Abidalkareem Ali J, Abd Moaed A, Ibrahim Ali K, Zhuang Hanqi, Altaher Ali Salem, Muhamed Ali Ali
Annu Int Conf IEEE Eng Med Biol Soc. 2020 Jul;2020:1404-1407. doi: 10.1109/EMBC44109.2020.9175606.
Diabetic retinopathy (DR) is a progressive eye disease that affects a large portion of working-age adults. DR, which may progress to an irreversible state that causes blindness, can be diagnosed with a comprehensive dilated eye exam. With the eye dilated, the Doctor takes pictures of the inside of the eye via a medical procedure called Fluorescein Angiography, in which a dye is injected into the bloodstream. The dye highlights the blood vessels in the back of the eye so they can be photographed. In addition, the Doctor may request an Optical Coherence Tomography (OCT) exam, by which cross-sectional photos of the retina are produced to measure the thickness of the retina. Early prognostication is vital in treating the disease and preventing it from progressing into advanced irreversible stages. Skilled medical personnel and necessary medical facilities are required to detect DR in its five major stages. In this paper, we propose a diagnostic tool to detect Diabetic retinopathy from fundus images by using an ensemble of multi-inception CNN networks. Our inception block consists of three Convolutional layers with kernel sizes of 3x3, 5x5, and 1x1 that are concatenated deeply and forwarded to the max-pooling layer. We experimentally compare our proposed method with two pre-trained models: VGG16 and GoogleNets. The experiment results show that the proposed method can achieve an accuracy of 93.2% by an ensemble of 10 random networks, compared to 81% obtained with transfer learning based on VGG19.

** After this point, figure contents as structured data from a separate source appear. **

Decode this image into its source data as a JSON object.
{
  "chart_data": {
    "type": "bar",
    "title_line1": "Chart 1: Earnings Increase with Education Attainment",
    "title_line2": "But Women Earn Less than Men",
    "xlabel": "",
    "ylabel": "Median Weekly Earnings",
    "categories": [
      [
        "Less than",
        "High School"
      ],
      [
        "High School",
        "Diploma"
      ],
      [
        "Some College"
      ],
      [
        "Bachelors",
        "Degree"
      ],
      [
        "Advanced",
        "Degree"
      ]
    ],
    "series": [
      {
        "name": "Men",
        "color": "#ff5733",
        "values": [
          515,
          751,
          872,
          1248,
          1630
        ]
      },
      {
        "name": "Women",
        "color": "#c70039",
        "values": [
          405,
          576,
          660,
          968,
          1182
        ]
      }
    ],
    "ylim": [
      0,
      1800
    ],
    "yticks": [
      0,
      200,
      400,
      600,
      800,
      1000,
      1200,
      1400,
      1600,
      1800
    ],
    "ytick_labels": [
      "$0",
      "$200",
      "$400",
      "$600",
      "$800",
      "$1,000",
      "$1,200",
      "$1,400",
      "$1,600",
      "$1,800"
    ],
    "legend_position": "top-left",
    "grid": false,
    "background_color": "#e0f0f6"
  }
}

糖尿病性视网膜病变(DR)是一种渐进性眼病,影响着很大一部分工作年龄的成年人。DR可能会发展到导致失明的不可逆状态,可通过全面的散瞳眼部检查进行诊断。在眼睛散瞳后,医生通过一种称为荧光素血管造影的医疗程序拍摄眼睛内部的照片,该程序是将一种染料注入血液中。这种染料会突出眼睛后部的血管,以便对其进行拍照。此外,医生可能会要求进行光学相干断层扫描(OCT)检查,通过该检查可以生成视网膜的横截面照片以测量视网膜的厚度。早期预后对于治疗该疾病并防止其发展到晚期不可逆阶段至关重要。检测DR的五个主要阶段需要熟练的医务人员和必要的医疗设施。在本文中,我们提出了一种通过使用多 inception CNN 网络的集成来从眼底图像中检测糖尿病性视网膜病变的诊断工具。我们的 inception 模块由三个卷积层组成,内核大小分别为 3x3、5x5 和 1x1,它们深度连接并转发到最大池化层。我们通过实验将我们提出的方法与两个预训练模型:VGG16 和 GoogleNets 进行了比较。实验结果表明,与基于 VGG19 的迁移学习所获得的 81% 的准确率相比,我们提出的方法通过 10 个随机网络的集成可以达到 93.2% 的准确率。